When the Superbowl came to the nearby Twin Cities in 1992, nearly every hotel, motel and bed and breakfast room was booked the week leading up to the big game. These days, hotels aren't the only ones opening their doors to the crowd of fans.
Hudson had about 20 Airbnbs up for rent in the weeks ahead of the game, with several specifying rental for Super Bowl weekend. About half of those were still available the Monday before Super Bowl. Prices ranged from $150 a night to more than $7,000.
Katie Nelson has her 2-bedroom Hudson home listed for rent for the Super Bowl. Nelson saw other listings for places in Hudson, and decided to take the opportunity to post her own house on Airbnb.
"I'm aware that in the Cities that even a lot of the hotels were pretty much already booked out," Nelson said.
She was initially surprised when she heard last summer that people would be posting their homes, but she said she now sees the need with hotels booked.

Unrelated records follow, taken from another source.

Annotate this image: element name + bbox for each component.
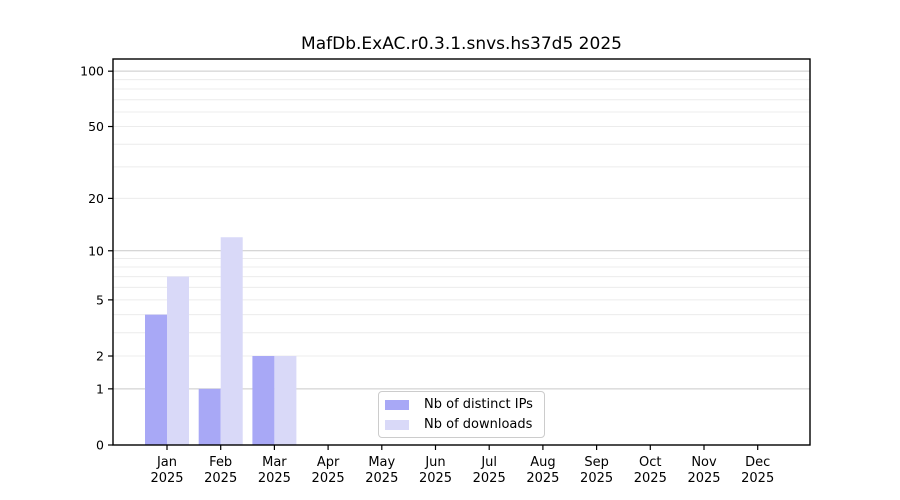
x-tick-month-label: Oct (639, 455, 661, 470)
bar (167, 276, 189, 445)
x-tick-month-label: May (368, 455, 395, 470)
y-tick-label: 100 (80, 64, 104, 79)
legend-label-downloads: Nb of downloads (424, 417, 533, 432)
x-tick-year-label: 2025 (473, 471, 506, 486)
legend-label-distinct-ips: Nb of distinct IPs (424, 397, 533, 412)
x-tick-year-label: 2025 (687, 471, 720, 486)
plot-frame (112, 58, 811, 446)
x-tick-month-label: Dec (745, 455, 770, 470)
y-tick-label: 50 (88, 119, 104, 134)
y-tick-label: 1 (96, 381, 104, 396)
x-tick-month-label: Mar (262, 455, 287, 470)
x-tick-month-label: Jun (424, 455, 445, 470)
x-tick-year-label: 2025 (204, 471, 237, 486)
chart-title: MafDb.ExAC.r0.3.1.snvs.hs37d5 2025 (301, 34, 622, 54)
legend: Nb of distinct IPs Nb of downloads (378, 391, 545, 438)
x-tick-year-label: 2025 (150, 471, 183, 486)
x-tick-month-label: Apr (317, 455, 340, 470)
x-tick-month-label: Jul (480, 455, 497, 470)
bar (220, 237, 243, 445)
x-tick-year-label: 2025 (634, 471, 667, 486)
x-tick-year-label: 2025 (312, 471, 345, 486)
x-tick-month-label: Sep (584, 455, 609, 470)
bar (274, 356, 297, 445)
x-tick-year-label: 2025 (741, 471, 774, 486)
y-tick-label: 0 (96, 438, 104, 453)
x-tick-month-label: Aug (530, 455, 555, 470)
legend-item-distinct-ips: Nb of distinct IPs (385, 397, 544, 412)
x-tick-year-label: 2025 (526, 471, 559, 486)
bar (252, 356, 275, 445)
y-tick-label: 10 (88, 243, 104, 258)
bar (198, 388, 221, 445)
legend-swatch-distinct-ips-icon (385, 399, 409, 410)
y-tick-label: 20 (88, 191, 104, 206)
bar (145, 314, 167, 445)
legend-swatch-downloads-icon (385, 419, 409, 430)
x-tick-year-label: 2025 (365, 471, 398, 486)
x-tick-year-label: 2025 (580, 471, 613, 486)
y-tick-label: 5 (96, 292, 104, 307)
legend-item-downloads: Nb of downloads (385, 417, 544, 432)
x-tick-month-label: Jan (156, 455, 177, 470)
x-tick-year-label: 2025 (419, 471, 452, 486)
y-tick-label: 2 (96, 349, 104, 364)
x-tick-month-label: Nov (691, 455, 717, 470)
x-tick-year-label: 2025 (258, 471, 291, 486)
x-tick-month-label: Feb (209, 455, 232, 470)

"It is so close and we have a lot of great restaurants and things to do downtown," Nelson said.
Nelson plans to stay with family in town if her place is rented.

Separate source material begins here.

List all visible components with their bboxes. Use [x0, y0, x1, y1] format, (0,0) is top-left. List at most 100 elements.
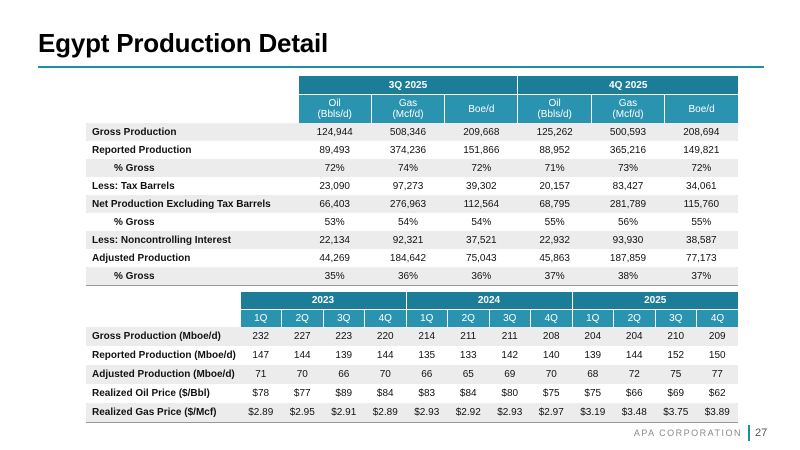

Even with the new choices with rentals by owner, Hudson hotels are still seeing a lot of guests for the weekend.
Hampton Inn and Suites was completely sold out as of Wednesday, Jan. 24.
"Up until this Sunday when the teams were finally decided we only had about 15 rooms left already," said General Manager Wade Scribner.
The hotel was expecting to sell out, Scribner said, and didn't run any extra promotions for the weekend.
"We kind of knew that the Cities would be sold out months in advance, so we basically kind of waited," he said.
The Royal Inn still had some rooms available as of Thursday, Jan. 24. Manager Saj Bhakta expected they would sell out for the weekend of the Super Bowl, and probably that Thursday as well.
"Most of the activity started this weekend," Bhakta said.
As the Super Bowl approached, Bhakta spoke with hotel owners and managers in Houston, the site of last year's game, to see what he might expect.
"What they told me was hotels that were about half an hour away from the stadium they eventually got the regular rate," he said.
Hudson Chamber of Commerce Tourism Director Mary Weller said the chamber will gauge the impact of the Super Bowl on Hudson by overnight stays.
"Some hotels are full, some are not," she said in a Friday, Jan. 26 interview.
While visitors come for this weekend, Weller's focus is to promote Hudson 365 days a year.
"We want people to come here every day all year," Weller said.
Rather than creating a local event that would have had to compete with Super Bowl events, Weller decided to focus on showing off what Hudson always has to offer.
"We want people to know there's things to do once they're here," Weller said. "The carpet that is rolled out is the same carpet that is rolled out whenever people come."
Weller said she is looking forward to the Super Bowl and its impact, which the area hasn't seen in 26 years.
"It's doesn't happen every year," Weller said. "We're always excited to see what new people come."